Auch insoweit hält der Große Senat nach erneuter Überprüfung an seiner früheren Argumentation nicht mehr fest. Bestehen nach Ausschöpfung der im Einzelfall angezeigten Ermittlungsmaßnahmen des FA (oder im Gerichtsverfahren des FG) und der gebotenen Mitwirkung des Steuerpflichtigen weiterhin gewichtige Zweifel, dass den als Betriebsausgaben oder Werbungskosten geltend gemachten Aufwendungen eine berufliche Veranlassung zugrunde liegt, so kommt für die strittigen Aufwendungen schon aus diesem Grund ein Abzug insgesamt nicht in Betracht."

"117

Allerdings vertritt das BMF in seiner Stellungnahme die Auffassung, der Abzug von Reiseaufwendungen setze voraus, dass sie nach objektiven und einfach nachprüfbaren Kriterien unmittelbar dem beruflichen/betrieblichen Bereich zugeordnet werden könnten. Das sei bei einer nicht unerheblichen privaten Mitveranlassung nicht der Fall. Die beruflichen/betrieblichen Zeitanteile des Aufenthalts seien wegen der eingeschränkten Verifikationsmöglichkeiten als Aufteilungsmaßstab unbrauchbar.

118

Dieser Argumentation vermag sich der Große Senat nicht anzuschließen.
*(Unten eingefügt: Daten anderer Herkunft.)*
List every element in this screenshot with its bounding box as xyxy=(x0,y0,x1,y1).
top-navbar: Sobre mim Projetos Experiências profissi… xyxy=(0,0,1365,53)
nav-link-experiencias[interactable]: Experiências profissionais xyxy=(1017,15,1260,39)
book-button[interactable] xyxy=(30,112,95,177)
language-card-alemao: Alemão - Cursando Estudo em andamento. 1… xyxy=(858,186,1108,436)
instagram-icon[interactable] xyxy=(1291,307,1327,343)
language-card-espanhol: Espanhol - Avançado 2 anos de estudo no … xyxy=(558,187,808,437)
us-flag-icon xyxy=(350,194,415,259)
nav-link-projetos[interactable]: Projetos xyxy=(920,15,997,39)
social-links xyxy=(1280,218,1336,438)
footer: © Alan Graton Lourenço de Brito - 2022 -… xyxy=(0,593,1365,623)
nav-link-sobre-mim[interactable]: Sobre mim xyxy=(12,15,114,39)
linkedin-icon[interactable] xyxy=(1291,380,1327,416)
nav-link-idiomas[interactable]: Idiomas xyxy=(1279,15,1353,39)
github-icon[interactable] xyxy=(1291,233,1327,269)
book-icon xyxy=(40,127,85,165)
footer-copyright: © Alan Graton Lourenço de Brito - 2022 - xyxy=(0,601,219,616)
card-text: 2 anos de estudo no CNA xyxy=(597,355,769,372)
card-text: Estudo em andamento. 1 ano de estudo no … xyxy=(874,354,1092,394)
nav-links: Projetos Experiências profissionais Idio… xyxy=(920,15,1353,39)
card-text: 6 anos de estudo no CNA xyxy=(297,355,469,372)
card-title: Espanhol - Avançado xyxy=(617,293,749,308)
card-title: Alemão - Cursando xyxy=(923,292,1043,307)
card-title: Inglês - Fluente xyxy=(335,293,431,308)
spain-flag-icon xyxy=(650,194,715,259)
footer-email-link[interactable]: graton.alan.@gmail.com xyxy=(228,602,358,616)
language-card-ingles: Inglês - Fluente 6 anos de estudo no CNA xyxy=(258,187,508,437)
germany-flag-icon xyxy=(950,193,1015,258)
Schon nach der bisherigen -- vom allgemeinen Aufteilungs- und Abzugsverbot geprägten -- Rechtsprechung musste die Frage, ob ein Steuerpflichtiger eine Auslandsreise aus betrieblichen (beruflichen) oder privaten Gründen unternommen hat, anhand objektiver Merkmale beurteilt werden; die tatsächlichen Feststellungen dieser Merkmale und ihre Gewichtung (Würdigung) für die einzelne Reise waren auch bisher im Einzelfall Aufgabe der Finanzämter und der Finanzgerichte als der steuergerichtlichen Tatsacheninstanz (Beschluss des Großen Senats in BFHE 126, 533, BStBl. römisch II 1979, 213, unter C. römisch II.). (…)"

"121

4. Danach sind Aufwendungen für Reisen, die abgrenzbare berufliche und private Anteile enthalten, grundsätzlich aufzuteilen, sofern die berufliche oder private Veranlassung nicht von völlig untergeordneter Bedeutung ist."

"124

b) Der Große Senat geht nach wie vor von dem seit der Entscheidung in PrOVGE 10, 86 geltenden und seither die Rechtsprechung prägenden Grundsatz aus, dass eine unbedeutende private Mitveranlassung dem vollständigen Abzug von Betriebsausgaben oder Werbungskosten nicht entgegensteht und dass umgekehrt eine unbedeutende berufliche Mitveranlassung von Aufwendungen für die Lebensführung keinen Betriebsausgaben- oder Werbungskostenabzug eröffnet.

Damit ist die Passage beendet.